Ask a lot of questions & listen to her answers. Help her identify what emotions she's really feeling & having a hard time verbalizing. Assure her that it's PERFECTLY OK to feel any & all of her emotions... even & especially the "bad" ones (anger, abandonment)

For us, I go with 100% truth in an age-appropriate way. When I tried to cover or hide certain facts it only made her more wary of me because *I* was coming off like a liar.

I would ask a ton of questions & let her answers lead how I ask/phrase my follow up questions:

How does it make you feel when dad's gone?
Is our house more or less peaceful when he is here?
(If she replies negatively - less peaceful) So, why do you think you WANT him home if you think it's less peaceful?
Are you feeling angry? Sad? Alone? Scared?
Do *I* change in how I behave when dad is here/gone? (this one showed me LOTS about my own Codie issues.....)
What are the good things for US while dad is gone getting help (DD always piped up with great stuff, we eat meals on time, I know you'll always be there to pick me up, there's no arguing, etc.)
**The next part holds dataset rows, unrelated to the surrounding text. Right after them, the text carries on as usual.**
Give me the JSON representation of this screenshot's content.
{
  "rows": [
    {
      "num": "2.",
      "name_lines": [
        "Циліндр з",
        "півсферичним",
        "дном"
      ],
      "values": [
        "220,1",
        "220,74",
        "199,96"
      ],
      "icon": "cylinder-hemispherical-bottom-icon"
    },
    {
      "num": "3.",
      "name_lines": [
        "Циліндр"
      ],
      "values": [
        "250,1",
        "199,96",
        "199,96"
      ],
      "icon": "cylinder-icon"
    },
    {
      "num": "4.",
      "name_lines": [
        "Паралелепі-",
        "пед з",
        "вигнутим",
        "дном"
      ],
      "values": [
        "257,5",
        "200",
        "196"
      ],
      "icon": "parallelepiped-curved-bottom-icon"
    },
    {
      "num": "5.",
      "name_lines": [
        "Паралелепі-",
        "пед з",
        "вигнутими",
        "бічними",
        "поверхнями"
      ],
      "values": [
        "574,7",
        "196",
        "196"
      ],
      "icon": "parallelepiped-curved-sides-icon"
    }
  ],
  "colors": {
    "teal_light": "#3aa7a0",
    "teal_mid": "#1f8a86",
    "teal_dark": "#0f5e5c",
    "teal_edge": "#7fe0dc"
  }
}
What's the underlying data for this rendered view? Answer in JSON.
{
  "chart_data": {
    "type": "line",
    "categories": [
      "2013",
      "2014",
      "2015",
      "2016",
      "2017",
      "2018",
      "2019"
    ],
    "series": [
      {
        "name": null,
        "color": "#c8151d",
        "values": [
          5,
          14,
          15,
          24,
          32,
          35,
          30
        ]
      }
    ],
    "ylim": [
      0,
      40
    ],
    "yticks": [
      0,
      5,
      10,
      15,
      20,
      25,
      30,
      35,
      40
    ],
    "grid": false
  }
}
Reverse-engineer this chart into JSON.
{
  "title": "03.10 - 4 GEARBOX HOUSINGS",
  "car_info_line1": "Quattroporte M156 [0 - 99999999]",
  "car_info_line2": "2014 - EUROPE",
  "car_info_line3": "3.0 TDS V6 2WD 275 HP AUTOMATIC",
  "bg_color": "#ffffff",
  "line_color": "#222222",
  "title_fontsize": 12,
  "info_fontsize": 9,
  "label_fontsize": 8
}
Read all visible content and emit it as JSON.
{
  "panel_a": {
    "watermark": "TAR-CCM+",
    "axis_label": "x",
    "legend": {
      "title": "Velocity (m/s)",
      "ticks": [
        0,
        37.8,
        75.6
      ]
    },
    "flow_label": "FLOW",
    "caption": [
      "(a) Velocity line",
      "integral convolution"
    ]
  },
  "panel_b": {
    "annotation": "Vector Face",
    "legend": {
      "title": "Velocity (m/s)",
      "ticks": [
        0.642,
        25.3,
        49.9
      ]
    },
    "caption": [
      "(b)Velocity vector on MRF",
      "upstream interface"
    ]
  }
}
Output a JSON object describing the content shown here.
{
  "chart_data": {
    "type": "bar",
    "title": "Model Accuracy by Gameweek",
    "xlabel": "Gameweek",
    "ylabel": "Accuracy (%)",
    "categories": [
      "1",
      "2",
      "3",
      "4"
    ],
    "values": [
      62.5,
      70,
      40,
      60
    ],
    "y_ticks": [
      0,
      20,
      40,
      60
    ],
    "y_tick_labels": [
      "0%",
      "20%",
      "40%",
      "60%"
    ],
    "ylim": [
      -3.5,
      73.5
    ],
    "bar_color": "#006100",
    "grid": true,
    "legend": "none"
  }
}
I also have made sure that DD gets the point that this is a LIFELONG change for all of us. That no matter how "well" dad gets he will likely always need/attend meetings, he will always BE a recovering alcoholic/addict - he can't change those things any more than she can just stop being a redhead & wake up blonde tomorrow, so for her there is no expectation of recovery ending for any of us. We started these conversations when she was 5.